>>Enjoy playing with your amps and preamps. And cables.<<
Well, I've made no changes in preamps, amps or cables in five years, and that's for two complete Zu/SET systems. I did upgrade my Druids to 4-08 parts and I traded in my Definition 1.5s to get Def 2.0s, to get rid of the MDF cabinet glare in the earlier version. My turntables are 30 years old.
The positioning of my speakers in both systems has not changed since two hours after first installation. There are no room treatments other than the mitigation of normal household furnishings. Meanwhile, by far the best time I spent on audo outside of listening to music in the past 25 years was the solid week of investigation of coupling, isolation and general resonance control I was able to carve out last year.
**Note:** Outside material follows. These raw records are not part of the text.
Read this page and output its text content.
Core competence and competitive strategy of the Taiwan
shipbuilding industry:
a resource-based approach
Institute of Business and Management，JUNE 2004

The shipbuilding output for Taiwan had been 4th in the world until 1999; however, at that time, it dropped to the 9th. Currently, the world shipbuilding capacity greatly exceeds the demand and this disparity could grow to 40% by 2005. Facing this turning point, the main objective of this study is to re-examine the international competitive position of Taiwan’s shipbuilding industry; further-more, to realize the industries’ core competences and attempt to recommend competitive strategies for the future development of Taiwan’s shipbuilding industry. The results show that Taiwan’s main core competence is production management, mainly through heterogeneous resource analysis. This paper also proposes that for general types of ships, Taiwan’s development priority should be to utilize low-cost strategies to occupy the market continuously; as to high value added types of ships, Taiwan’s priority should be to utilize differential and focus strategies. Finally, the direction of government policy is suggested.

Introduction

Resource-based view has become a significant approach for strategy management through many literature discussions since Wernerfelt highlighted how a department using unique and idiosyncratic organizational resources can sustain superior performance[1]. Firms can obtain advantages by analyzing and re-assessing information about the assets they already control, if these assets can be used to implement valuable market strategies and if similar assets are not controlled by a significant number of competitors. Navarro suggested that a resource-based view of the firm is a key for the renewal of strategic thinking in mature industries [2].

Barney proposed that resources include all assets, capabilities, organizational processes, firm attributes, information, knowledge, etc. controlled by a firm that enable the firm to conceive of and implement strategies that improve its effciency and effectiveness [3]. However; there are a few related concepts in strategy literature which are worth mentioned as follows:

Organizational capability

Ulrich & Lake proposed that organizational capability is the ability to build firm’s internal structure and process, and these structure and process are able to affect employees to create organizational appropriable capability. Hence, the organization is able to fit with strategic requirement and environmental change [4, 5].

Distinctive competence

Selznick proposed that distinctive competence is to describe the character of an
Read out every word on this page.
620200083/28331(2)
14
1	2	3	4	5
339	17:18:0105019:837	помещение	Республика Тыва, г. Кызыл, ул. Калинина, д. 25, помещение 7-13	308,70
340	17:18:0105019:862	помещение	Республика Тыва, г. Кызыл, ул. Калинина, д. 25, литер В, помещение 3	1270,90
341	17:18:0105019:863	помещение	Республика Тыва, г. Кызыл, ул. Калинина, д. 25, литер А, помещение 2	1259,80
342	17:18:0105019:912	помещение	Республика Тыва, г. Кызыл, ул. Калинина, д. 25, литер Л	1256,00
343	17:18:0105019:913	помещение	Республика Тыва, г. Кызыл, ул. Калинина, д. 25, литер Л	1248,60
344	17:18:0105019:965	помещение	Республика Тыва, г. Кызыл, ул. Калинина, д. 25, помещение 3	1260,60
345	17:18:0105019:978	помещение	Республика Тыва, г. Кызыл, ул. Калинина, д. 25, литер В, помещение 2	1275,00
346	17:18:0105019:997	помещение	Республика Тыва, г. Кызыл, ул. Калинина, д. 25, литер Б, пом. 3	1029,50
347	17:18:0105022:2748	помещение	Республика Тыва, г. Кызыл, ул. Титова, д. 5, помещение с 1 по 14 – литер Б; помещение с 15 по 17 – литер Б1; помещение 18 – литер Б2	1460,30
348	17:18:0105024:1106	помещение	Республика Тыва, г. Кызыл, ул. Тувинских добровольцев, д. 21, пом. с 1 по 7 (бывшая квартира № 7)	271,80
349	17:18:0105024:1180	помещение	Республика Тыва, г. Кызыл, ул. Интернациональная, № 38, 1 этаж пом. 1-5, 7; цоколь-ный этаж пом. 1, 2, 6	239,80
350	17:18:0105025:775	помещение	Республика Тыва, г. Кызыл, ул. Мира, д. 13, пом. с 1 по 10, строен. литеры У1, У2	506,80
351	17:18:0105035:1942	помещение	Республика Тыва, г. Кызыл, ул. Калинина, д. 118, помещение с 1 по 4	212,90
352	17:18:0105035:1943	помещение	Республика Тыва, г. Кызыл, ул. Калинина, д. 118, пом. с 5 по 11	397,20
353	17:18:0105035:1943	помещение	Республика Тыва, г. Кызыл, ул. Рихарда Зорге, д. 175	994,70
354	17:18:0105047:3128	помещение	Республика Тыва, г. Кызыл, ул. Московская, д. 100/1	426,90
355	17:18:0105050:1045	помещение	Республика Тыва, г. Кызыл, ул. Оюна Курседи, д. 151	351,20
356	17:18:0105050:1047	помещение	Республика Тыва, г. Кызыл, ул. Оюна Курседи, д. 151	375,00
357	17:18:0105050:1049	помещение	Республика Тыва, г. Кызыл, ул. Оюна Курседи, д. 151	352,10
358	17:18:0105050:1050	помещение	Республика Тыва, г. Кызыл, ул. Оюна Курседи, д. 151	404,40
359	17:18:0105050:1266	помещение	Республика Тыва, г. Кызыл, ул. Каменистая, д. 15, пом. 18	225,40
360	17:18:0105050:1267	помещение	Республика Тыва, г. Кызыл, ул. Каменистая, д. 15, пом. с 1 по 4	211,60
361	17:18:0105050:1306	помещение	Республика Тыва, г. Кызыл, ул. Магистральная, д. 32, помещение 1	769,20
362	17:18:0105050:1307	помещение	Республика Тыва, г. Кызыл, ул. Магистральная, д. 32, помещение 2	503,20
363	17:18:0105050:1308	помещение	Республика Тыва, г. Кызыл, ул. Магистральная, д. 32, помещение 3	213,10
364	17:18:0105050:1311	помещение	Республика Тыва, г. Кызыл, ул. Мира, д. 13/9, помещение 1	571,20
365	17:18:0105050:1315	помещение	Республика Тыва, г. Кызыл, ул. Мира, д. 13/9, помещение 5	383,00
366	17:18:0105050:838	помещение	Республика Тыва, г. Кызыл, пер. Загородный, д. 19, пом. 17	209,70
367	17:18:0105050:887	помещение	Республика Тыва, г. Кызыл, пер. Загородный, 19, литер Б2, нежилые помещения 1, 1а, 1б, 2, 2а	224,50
Of several families of options, explored in combinations and in isolation, what came out on top? If you use a turntable, placing it on cones in turn resting on Aurios media bearings will be a revelation. The improvement exceeds any cartridge and tonearm upgrade I've ever done, by a wide margin. If you use a digital disc player, magnetic levitation (when space and low player weight render it feasible) drives more improvement than upgrading to a player 10X the price of the one you have. When the player is too heavy for that, go with Aurios Classic media bearings or similar. THESE were the vivid, dramatic improvements, once Zu speakers were in place.
Point is, by getting the amp/speaker combinations right, my systems have been quite stable in configuration as well as where I placed them. The one area of changeout has been digital players. The other area of interest prompting acquisition is analog, for which I indulge in more phono cartridges that I actually need.
A speaker designer and maker (not Zu in this case) visited me after I got Zu speakers and revamped my amplification. He looked at my systems and after registering his objections about having coffee tables in the listening area of each system, and lamenting the presence of flat panel TVs, he asked me how I arrived at my speaker placement. I told him the truth. I bought Zu shortly after moving into a new house. I looked at the rooms, and on visual assessment identified where the speakers would go both for best sound and functional compatibility with each room. I also showed him how far I'd moved the speakers from their initial position during the first hour listening. There was less than three inches of movement in any direction, from first plop down.
He said he was sure he could do much better if I'd allow him to. I marked the floor with masking tape to reference the original position and let him have at it. He was competent and he makes good speakers. We ended up back in the same spots, he admitting that I had already found the right and best locations for the rooms. Of course I knew this when I let him indulge his confidence. Now, I've been doing this for decades and have moved around a lot, faced with having to sort many rooms as a result. I also once worked in the business and sorted placement for many customers. But I've never found it even remotely difficult, time-consuming or esoteric in any way. Live with the room and appreciate its voicing. Tone is intrinsic to the gear or it's not there at all. You can get tone from a jail cell if the gear is toneful to begin with. Put another way, you can hear when a guitar player has achieved exceptional tone in acoustically unfavorable circumstances -- and they're almost all acoustically unfavorable. You can hear it walking down Sixth Street in Austin almost any night before you even enter a room. Zu speakers are like that. They have intrinsic tone under even the worst circumstances.
My time spent on hi-fi now is almost all music listening rather than gear futzing. Druids were easy for me to sort out, with respect to amplification. With Definitions I willingly ran through five months of experimentation before settling on 845 SET. After that, all set. Here's one thing you can count on: from the best sound you can get from your new Zu speakers in the first three days, everything will meaningfully improve for the next two years if you do nothing more than play music.
I've been spending my own money on hi-fi for 40 years now and the most significant thing about Zu speakers is that they arrested the search for better sound and eliminated the frustrations of audiophilia, with the result that I've bought more music in the last five years than in the prior 20. I think Soul will make this true for many others. Given its compact size, price, amp-friendliness and low-tweak set-up, after a single astute amp choice within your budget (or perhaps you already own one), music will regain its rightful claim on your money and time spent on audio.